Electronic devices in commercial vehicles weren’t a new idea when the ELD mandate passed, but the use of ELDs to track hours of service (HOS) for records of duty status (RODS) caused a stir. For long-haul truckers making cross-country trips, the new rules often mean stopping for a long break well before they get home. Nearly half of all truck owner-operators have reported a decrease in the length of their hauls since the mandate took effect. Two-thirds of independent drivers reported losing income in 2018, the first full year the rule was in place.

 

There was a window to apply for an exemption, but it seems most commercial drivers are still on the hook. The Federal Motor Carrier Safety Administration (FMCSA) has denied at least 10 requests for deadline extensions, although it did suspend the requirements for livestock haulers until further notice.

 

More than just safety benefits

Although there seems to have been some negative impact on independent driver income, other benefits have softened the industry’s response to the ELD mandate. Since ELDs track by the minute rather than in 15-minute increments, some drivers are finding they have more hours available than they had with paper logs.

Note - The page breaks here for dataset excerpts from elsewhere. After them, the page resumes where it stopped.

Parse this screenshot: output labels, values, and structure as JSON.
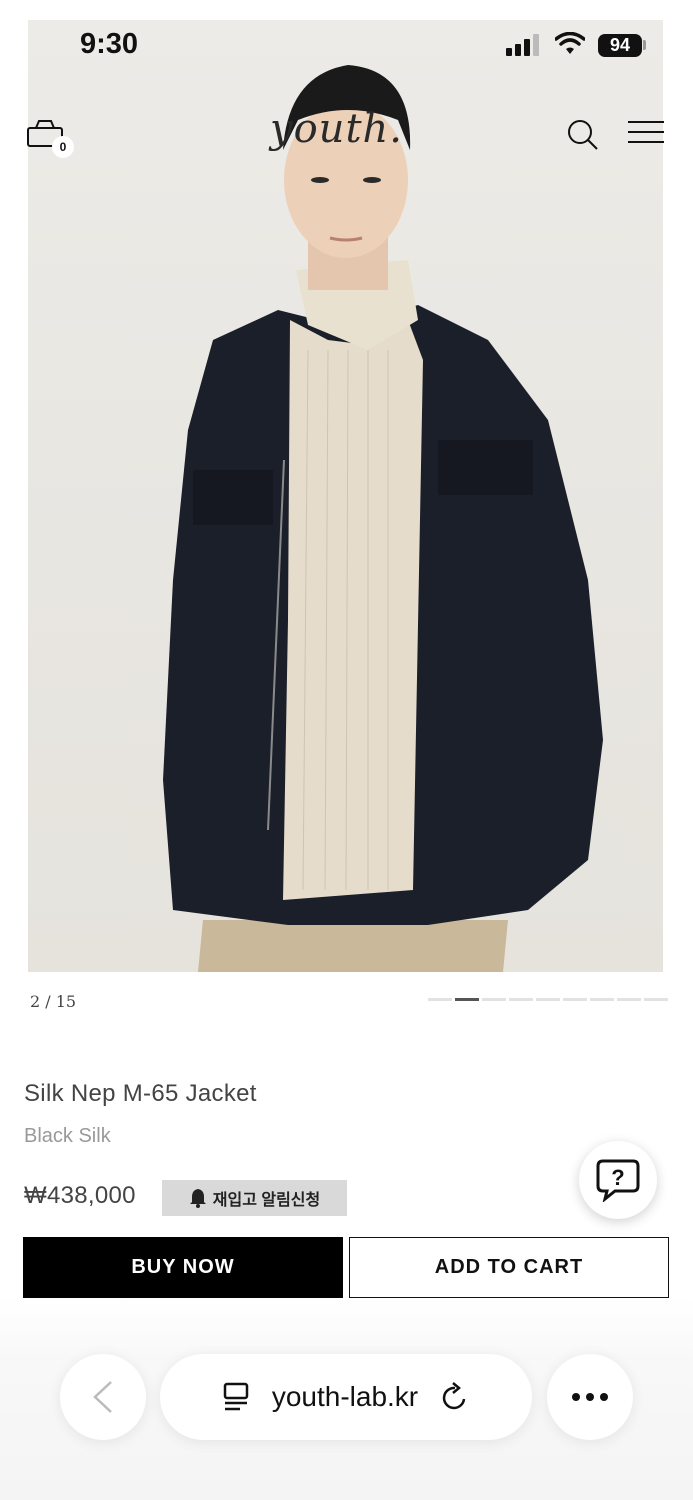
{
  "status_bar": {
    "time": "9:30",
    "battery": "94"
  },
  "header": {
    "logo": "youth.",
    "cart_count": "0"
  },
  "gallery": {
    "counter": "2 / 15",
    "total_images": 9,
    "active_index": 1
  },
  "product": {
    "name": "Silk Nep M-65 Jacket",
    "color": "Black Silk",
    "price": "₩438,000",
    "restock_label": "재입고 알림신청"
  },
  "actions": {
    "buy_now": "BUY NOW",
    "add_to_cart": "ADD TO CART"
  },
  "browser": {
    "url": "youth-lab.kr"
  },
  "colors": {
    "primary": "#000000",
    "accent_bg": "#d9d9d9",
    "image_bg": "#ecebe7"
  }
}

Fleet dispatchers and operations staff now have real-time access to data on every driver and can intervene in cases where a violation might occur — from speeding to finding a safe parking spot to rest.

 

And since drivers’ information is automatically shared with dispatchers, drivers no longer need to spend time making check-calls or doing RODS paperwork. They don’t have to worry about reviewing their HOS logs for errors, and inspections go more smoothly because everything is digital. The use of ELDs documents a trucker’s driving safety, which can lead to higher pay rates and incentive bonuses. For business operators, ELDs also monitor idle time tracking, which encourages employees to reduce fuel waste. The data collected by ELDs has the potential to help companies identify better routes and reduce liability and even insurance premiums.

 

ELD data is key to helping transporters and the supply chains they serve maintain a competitive edge. Someday — potentially soon — we may see the integration of driving data into automated systems. This integration could lead to customized alerts for potential early or delayed shipments. Beyond road safety, the data collection potential of the ELD mandate is massive.